Moon’s water could sustain astronauts
By ANIFriday, October 22, 2010
LONDON - According to NASA, there are oases of water-rich soil on Moon’s surface that could sustain astronauts.
“In about a tonne of material… you’re talking 11-12 gallons of water that you could extract,” the BBC quoted Dr Anthony, Colaprete LCROSS project scientist and principal investigator, as saying.
A lunar probe last year revealed far more water than anyone had imagined.he researchers’ analysis suggests some areas of lunar regolith, or soil, must contain as much as 5pc by weight of water-ice.
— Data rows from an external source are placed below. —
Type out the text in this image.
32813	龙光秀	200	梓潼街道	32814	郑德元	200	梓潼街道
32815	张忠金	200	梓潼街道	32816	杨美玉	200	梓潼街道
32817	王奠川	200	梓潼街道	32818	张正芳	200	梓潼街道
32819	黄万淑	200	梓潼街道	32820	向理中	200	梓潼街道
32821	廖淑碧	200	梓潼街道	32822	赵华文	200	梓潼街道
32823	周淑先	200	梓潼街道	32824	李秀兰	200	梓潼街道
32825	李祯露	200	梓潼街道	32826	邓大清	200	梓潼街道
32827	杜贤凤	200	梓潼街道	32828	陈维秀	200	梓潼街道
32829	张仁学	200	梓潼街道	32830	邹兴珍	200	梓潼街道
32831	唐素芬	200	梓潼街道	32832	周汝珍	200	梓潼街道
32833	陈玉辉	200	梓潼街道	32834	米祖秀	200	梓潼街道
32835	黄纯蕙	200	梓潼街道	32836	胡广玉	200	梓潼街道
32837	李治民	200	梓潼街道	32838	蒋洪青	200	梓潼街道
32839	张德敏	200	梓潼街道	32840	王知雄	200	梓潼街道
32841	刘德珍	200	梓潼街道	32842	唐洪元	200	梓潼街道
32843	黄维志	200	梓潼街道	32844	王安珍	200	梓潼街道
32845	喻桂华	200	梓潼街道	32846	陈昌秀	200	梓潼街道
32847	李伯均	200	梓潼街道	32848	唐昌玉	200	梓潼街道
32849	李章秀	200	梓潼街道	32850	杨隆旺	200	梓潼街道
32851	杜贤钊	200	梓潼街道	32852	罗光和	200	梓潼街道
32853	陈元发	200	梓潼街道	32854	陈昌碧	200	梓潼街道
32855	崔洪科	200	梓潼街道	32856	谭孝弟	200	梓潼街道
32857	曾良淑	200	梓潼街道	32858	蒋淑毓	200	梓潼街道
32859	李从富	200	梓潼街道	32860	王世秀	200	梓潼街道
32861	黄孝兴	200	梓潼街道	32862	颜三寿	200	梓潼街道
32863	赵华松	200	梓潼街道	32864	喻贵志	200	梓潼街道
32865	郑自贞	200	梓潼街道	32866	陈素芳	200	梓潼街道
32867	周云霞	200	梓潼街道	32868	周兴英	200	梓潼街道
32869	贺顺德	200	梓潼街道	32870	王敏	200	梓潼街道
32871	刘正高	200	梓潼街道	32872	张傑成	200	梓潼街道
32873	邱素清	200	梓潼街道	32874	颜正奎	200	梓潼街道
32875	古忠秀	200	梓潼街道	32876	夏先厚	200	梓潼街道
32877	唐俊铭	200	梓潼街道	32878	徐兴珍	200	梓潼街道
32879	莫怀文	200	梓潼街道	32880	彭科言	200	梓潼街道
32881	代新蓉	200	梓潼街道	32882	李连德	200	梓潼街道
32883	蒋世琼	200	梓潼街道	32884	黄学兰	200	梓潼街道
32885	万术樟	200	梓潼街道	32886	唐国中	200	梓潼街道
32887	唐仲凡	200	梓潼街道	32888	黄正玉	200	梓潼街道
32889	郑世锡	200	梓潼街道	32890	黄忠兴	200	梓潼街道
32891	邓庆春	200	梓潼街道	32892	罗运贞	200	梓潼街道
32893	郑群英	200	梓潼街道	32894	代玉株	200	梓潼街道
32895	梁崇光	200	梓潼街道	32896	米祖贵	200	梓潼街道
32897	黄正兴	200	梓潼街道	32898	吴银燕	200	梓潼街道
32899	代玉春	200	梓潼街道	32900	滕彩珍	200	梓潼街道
“And it’s in the form of water-ice grains. That’s good news because water-ice is very much a friendly resource to work with. You don’t have to warm it very much; you just have to bring it up to room temperature to pull it out of the dirt real easy,” said Anthony Colaprete, from the US space agency’s Ames research centre.
The water-ice is not uniformly distributed across the southern pole but is held in pockets. Some of these oases are, like in Cabeus, to be found in shadows where LRO’s Diviner instrument has sensed temperatures down to minus 244C. Under such conditions, ices will stay fixed for billions of years.
“This could facilitate future human and robotic explorers in their quest for understanding of the lunar ice, as well as its potential use as resource; because rather than having to brave the cold and dark conditions inside permanent shadow, they could land much more conventionally in areas where the sunlight is shining - at least for part of the year - and then dig a small distance below the surface and access the ice,” said David Paige, Diviner’s principal investigator.